Dam removal has become an increasingly popular river restoration strategy with the aim of reestablishing more natural hydrologic and sediment regimes and increasing habitat availability for aquatic organisms. However, dam-removal research is in its early stages and the ecological impacts are not fully known. For fish, the removal of lowhead dams has been shown to restore hydrologic connectivity and reestablish lotic-type species; yet the magnitudes and rates of recovery are variable across studies. Food webs represent complex trophic networks and are fundamental in understanding the organization of natural assemblages and community dynamics and in describing ecosystem processes. Therefore, incorporating a food-web approach in dam removal studies might be expected to be an important step in quantifying ecosystem responses to dam removal. Here, I investigated the consequences of two lowhead dam removals in the Olentangy and Scioto Rivers (Columbus, Ohio) for (1) fish assemblage structure and (2) fish-centered food webs 2-3 years following removal.
The disturbance of dam removal had consequences for both fish assemblages and food-web structure. Upstream fish assemblages experienced a significant decline in species richness in the year following dam removal, which was accompanied by a shift in assemblage composition (ANOSIM: R = 0.714, p = 0.001). In the Olentangy River, assemblage structure shifted significantly over time (year 1-2) and included the re-colonization of benthic insectivores (ANOSIM: R = 0.136, p = 0.019). Species richness increased over time in both the Olentangy and Scioto Rivers (linear mixed models: OR – F2,16= 9.70, p = 0.002; F2,12 = 26.50, SR – p < 0.0001). Species richness returned to pre-dam removal levels in the Scioto River, but was still 58% lower than pre-dam removal levels in the Olentangy River upstream actively restored reach (i.e., where extensive channel modifications occurred) and in other experimental reaches.
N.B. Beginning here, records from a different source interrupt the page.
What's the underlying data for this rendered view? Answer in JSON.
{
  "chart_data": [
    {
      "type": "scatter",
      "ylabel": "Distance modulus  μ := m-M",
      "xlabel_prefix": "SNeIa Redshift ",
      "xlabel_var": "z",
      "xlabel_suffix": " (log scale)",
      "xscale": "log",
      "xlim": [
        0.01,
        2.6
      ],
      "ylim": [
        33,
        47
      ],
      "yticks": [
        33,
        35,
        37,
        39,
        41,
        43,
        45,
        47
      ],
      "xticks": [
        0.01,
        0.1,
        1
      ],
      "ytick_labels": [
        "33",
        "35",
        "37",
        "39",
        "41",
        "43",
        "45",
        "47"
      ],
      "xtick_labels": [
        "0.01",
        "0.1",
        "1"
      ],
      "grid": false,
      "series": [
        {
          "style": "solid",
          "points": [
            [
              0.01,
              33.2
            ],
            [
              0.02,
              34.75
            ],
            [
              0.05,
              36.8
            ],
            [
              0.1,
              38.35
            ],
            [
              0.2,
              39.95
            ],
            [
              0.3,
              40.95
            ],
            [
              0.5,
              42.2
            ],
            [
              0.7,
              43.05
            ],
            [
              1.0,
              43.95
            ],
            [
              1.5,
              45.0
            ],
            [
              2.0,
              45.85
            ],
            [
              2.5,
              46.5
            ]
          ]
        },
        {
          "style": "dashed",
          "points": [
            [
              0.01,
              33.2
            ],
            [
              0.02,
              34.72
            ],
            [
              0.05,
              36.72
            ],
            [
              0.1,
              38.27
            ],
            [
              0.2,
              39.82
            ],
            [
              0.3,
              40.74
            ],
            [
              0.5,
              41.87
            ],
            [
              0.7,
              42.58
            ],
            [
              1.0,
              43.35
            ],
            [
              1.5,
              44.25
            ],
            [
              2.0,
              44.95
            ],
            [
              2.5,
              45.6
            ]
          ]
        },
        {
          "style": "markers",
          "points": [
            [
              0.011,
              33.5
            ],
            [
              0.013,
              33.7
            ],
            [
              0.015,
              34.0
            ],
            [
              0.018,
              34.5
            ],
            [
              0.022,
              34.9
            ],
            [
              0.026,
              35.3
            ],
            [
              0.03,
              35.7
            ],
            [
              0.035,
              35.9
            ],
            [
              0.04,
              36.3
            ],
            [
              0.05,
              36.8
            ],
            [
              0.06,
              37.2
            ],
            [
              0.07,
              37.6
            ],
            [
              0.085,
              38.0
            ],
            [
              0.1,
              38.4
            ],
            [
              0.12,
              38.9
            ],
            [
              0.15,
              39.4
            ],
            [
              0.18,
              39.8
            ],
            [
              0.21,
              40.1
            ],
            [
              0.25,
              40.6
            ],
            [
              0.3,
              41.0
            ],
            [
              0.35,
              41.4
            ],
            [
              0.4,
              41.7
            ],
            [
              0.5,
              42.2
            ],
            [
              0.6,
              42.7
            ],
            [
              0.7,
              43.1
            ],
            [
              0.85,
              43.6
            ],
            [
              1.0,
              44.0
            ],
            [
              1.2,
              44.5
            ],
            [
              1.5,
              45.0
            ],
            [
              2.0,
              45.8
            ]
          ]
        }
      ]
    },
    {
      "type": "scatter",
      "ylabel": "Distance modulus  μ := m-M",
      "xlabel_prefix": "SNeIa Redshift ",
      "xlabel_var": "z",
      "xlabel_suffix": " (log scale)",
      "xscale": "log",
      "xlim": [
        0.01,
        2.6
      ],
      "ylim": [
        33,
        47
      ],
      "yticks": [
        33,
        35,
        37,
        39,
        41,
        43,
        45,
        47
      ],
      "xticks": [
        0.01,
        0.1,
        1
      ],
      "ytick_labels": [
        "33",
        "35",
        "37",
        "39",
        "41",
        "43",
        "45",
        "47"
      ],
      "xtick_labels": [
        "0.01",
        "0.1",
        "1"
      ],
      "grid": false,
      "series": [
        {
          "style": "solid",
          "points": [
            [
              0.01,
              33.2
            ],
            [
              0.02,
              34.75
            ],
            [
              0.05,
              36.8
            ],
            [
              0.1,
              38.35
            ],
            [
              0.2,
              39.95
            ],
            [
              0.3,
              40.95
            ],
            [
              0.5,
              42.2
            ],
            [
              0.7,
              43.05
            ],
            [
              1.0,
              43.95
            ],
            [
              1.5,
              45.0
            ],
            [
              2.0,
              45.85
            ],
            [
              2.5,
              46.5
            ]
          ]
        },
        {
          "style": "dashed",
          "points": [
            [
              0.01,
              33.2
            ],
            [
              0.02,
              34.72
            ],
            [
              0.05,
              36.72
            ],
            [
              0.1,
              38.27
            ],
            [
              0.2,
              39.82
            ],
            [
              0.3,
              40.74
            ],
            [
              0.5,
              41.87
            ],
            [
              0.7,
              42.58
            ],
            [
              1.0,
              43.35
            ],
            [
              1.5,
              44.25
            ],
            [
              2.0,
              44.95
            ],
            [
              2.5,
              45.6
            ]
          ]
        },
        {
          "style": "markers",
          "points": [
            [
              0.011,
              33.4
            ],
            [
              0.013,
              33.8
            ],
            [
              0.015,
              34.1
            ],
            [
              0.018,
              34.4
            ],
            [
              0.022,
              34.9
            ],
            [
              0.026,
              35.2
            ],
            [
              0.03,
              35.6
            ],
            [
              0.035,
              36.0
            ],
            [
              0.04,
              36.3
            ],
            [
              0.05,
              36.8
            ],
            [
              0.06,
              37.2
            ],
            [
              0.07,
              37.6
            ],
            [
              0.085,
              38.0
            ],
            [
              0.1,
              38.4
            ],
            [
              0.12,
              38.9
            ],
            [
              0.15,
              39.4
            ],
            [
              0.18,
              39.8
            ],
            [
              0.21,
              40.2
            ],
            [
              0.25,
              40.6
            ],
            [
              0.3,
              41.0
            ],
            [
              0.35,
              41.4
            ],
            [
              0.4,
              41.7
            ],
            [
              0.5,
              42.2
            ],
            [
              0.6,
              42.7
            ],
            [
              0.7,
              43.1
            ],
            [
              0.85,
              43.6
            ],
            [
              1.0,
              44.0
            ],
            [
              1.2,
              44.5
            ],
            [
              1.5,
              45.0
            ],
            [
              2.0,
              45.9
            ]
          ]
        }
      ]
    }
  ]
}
Shifts in assemblage composition and species richness were not accompanied by changes in the relative abundance of top predators, intermediate, or basal species; however, these metrics might not capture important shifts in trophic guilds that could have implications for other food-web properties. Similar to species richness, network connectivity (i.e., link density, connectance) decreased significantly at the Olentangy River upstream actively restored reach following dam removal (paired t-test: connectance – t = -6.46, p = 0.023; link density – t = -13.54, p = 0.005) and did not return to pre-dam removal levels. Whereas link properties decreased on the Scioto River experimental reaches in the year following dam removal, they increased to pre-dam removal levels by second year (linear mixed models: connectance – F2,12 = 8.38, p = 0.005; link density – F2,12 = 42.26, p < 0.0001). Food-chain length (FCL) – a key measure of food-web architecture – declined from 4.37 to 2.75 in the Olentangy River actively restored reach, and declined significantly in the upstream control and passively restored reaches over time (linear mixed model: F2,14.7 = 7.43, p = 0.003). FCL also decreased in the upstream reach of the Scioto River by the second year after dam removal (linear mixed model: F1,6.4 = 28.93, p = 0.001; Tukey’s HSD: p = 0.0004). Significant reductions in channel width (i.e., ecosystem size) and alterations to hydrological connectivity could be linked to observed shifts in food-web architecture. Changes in ecosystem size could have consequences for individual traits of fish species (e.g., body size) or other food-web properties (e.g., connectance) that serve as proximate mechanisms regulating FCL. For example, FCL increased linearly with body length (linear regression: R2 = 0.221, p = 0.043) meaning that larger-bodied taxa held higher trophic positions. Larger habitats tend to support larger organisms and, thus, longer food chains (Power, 2002). Therefore, individual traits could be important mechanisms that help to explain the relationship between environmental drivers of food-web structure.
The results of this investigation have both applied and theoretical implications for understanding the role of disturbance in structuring fish assemblages and food webs in river systems. More specifically, dam-removal disturbance appeared to strongly influence network stability via a loss of diversity and trophic connections on the Olentangy River. Yet, the rebound of food-web properties on the Scioto River by the second year following dam removal suggests that food-web networks in larger river systems could be more resilient than in smaller systems. In the first few years following dam removal, active channel restoration did not enhance fish community diversity or FCL and exhibited a less complex fish-based food web than in a passively restored reach, although the benefits of this restoration may take additional time to be realized. The number of small dam removal projects is expected to grow considerably in the coming years, and increasing our understanding of the consequences of dam removal for the ecological integrity of river ecosystems is critical for effective river conservation and management.